Kuba's MoreCalculus package - an example

As noted by Kuba, there is a typo in the PDE. Then, to obtain 2nd PDE in the question the needed rule is

\begin{equation} \begin{aligned} \color{red}{\eta} &= \rho \cos w \,\\ \color{red}{\sigma} &= \rho \sin w \,\\ \end{aligned} \end{equation}

Finally, your transformation rule is improper. Try the following:

Assuming[{ρ > 0, -Pi < w < Pi}, 
 DChange[1/σ^2 D[σ^2 D[V[σ, η], σ], σ] + D[V[σ, η], {η, 2}] == 0, 
   "Cartesian" -> "Polar", {η, σ}, {ρ, w}, {V[σ, η]}]]

Or the following:

Assuming[{ρ > 0, -π < w < π}, 
 DChange[D[σ^2 D[V[σ, η], σ], σ]/σ^2 + D[V[σ, η], {η, 2}] == 0, 
         {Sqrt[η^2 + σ^2] == ρ, w == ArcTan[η, σ]}, {η, σ}, {ρ, w}, {V[σ, η]}]]

Thanks and sorry but I won't have time to update the package soon nor I were doing any calculus for couple of years so here are just my quick notes (which do not solve everything):

You forgot about 1/σ^2 in your equation.

The question is what to assume to make:

Solve[{σ == ρ*Cos[w], η == ρ*Sin[w]}, {ρ,  w}]

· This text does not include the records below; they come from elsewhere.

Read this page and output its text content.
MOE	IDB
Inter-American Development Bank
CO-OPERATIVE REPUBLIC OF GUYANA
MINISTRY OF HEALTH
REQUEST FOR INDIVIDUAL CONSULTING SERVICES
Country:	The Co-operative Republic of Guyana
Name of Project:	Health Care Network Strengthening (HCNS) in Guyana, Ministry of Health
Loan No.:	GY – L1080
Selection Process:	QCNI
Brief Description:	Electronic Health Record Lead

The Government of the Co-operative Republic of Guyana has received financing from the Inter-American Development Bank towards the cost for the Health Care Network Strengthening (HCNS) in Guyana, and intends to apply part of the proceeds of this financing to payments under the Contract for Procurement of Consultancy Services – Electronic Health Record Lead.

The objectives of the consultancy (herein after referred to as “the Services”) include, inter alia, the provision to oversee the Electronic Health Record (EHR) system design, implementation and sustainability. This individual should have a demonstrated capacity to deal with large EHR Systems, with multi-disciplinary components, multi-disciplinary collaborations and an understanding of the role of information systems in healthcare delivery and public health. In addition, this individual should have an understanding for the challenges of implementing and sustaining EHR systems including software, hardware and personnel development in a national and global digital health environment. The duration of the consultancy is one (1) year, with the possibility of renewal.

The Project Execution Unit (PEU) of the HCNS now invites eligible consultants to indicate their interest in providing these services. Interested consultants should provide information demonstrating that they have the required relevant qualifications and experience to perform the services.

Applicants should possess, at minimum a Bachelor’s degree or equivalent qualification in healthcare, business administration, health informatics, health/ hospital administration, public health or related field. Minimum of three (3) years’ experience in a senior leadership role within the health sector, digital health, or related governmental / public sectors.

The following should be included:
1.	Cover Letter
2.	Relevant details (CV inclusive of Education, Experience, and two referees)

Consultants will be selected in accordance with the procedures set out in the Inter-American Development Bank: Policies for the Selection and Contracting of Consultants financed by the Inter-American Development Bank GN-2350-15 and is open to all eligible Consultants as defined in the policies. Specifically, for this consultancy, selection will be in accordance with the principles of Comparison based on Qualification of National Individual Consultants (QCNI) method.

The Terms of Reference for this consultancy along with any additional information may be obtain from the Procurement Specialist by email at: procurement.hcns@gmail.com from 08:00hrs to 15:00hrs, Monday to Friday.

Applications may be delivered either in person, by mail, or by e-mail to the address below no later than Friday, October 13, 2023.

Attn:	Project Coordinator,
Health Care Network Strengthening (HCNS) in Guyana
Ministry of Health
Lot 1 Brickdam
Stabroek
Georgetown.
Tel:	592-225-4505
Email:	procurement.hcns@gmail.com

to return only the second result. I tried ρ > 0 but that makes it stuck.

Regardless,

DChange[
  1/σ^2 D[σ^2*D[V[σ, η], σ], σ] + D[V[σ, η], {η, 2}] == 0,
  {σ==ρ*Cos[w],η==ρ*Sin[w]},
  {σ,η},{ρ,w},{V[σ,η]}
] //
  ReplaceAll[C[1]->0] //
  Refine[#,{ρ>0}]&    // (*Get rid of Sqrt[ρ^2] ?justified*)
  ReplaceAll[ArcTan[-Cos[w],-Sin[w]]->w] // (*maybe can be automatic with smart Assumptions*)
  Map[-#/ρ &] // Expand // (* tidy up*)
  TraditionalForm

Closer but not yet there